Ramirez is the kind of teacher who will do a dramatic reading to get her kids, many of whom are special education and English language learners, hyped up about a Queen Elizabeth I speech. She’s not worried about ChatGPT. She makes an analogy with how she allows her English language learner students to use Google Translate but also helps them see where the technology falls short, and when it’s appropriate to use. She sees ChatGPT similarly: beneficial with a teacher’s guidance but ultimately limited.
When Gibson returned to school in Oregon for the new year, her plans to introduce ChatGPT to her students were thwarted—her school had banned the bot from school networks. So instead, she showed her senior AP literature class ChatGPT using screenshots of the tool.

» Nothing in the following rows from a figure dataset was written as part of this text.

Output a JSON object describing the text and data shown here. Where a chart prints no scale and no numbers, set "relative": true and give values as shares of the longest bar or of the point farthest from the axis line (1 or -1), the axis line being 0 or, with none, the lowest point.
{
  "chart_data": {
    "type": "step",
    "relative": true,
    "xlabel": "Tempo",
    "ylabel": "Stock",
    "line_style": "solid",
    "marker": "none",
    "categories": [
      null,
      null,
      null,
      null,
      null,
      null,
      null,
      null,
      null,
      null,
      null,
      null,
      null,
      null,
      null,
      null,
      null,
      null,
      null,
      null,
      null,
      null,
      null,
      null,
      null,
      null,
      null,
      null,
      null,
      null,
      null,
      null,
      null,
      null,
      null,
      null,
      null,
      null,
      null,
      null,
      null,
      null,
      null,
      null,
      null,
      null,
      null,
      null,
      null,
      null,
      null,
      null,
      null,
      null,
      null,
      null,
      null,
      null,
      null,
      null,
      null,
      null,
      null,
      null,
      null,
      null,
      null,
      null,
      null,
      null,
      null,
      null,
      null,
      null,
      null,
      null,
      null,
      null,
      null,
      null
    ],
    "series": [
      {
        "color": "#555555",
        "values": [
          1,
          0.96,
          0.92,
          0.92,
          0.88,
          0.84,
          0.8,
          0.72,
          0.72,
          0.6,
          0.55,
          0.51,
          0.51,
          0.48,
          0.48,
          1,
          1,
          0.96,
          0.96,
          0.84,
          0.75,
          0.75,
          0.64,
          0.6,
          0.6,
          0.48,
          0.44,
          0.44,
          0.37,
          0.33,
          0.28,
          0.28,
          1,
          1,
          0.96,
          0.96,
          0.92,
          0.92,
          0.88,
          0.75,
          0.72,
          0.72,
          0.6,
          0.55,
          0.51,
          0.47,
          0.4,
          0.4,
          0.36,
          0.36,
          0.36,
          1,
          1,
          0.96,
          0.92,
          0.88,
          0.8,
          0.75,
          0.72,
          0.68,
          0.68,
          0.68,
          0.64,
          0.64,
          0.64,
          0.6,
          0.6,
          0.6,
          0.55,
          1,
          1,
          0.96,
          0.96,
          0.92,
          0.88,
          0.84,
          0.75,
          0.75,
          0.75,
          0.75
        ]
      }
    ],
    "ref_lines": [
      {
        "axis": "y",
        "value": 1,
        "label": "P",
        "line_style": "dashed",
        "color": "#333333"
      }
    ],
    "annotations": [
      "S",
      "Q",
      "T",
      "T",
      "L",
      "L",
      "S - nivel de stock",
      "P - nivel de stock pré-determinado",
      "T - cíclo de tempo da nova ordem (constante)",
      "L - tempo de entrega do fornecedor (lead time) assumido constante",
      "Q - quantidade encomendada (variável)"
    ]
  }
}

This semester, students are reading Death of a Salesman, Wuthering Heights, and Toni Morrison’s Song of Solomon. As she explained in a TikTok about her lesson plan, she will have her students write an original thesis statement in class about the text they’re reading. Then, the class will use ChatGPT to generate essays based on that thesis statement. (To sidestep the school’s ChatGPT blockade, Gibson will use her own device to generate the essays.) Students must then take apart and improve upon the ChatGPT-generated essay—an exercise designed to teach critical analysis, the craft of precise thesis statements, and a feel for what “good writing” looks like.
Gibson is hopeful but also recognizes the technology is still new, and its role in education largely undefined. “Like so many things, it’s just gonna be on the shoulders of teachers to figure this out,” she says. At the time of writing, Gibson’s students had just submitted their first round of essays where she allowed them to use AI at home without repercussions. She’s still asking her school to allow students to access ChatGPT.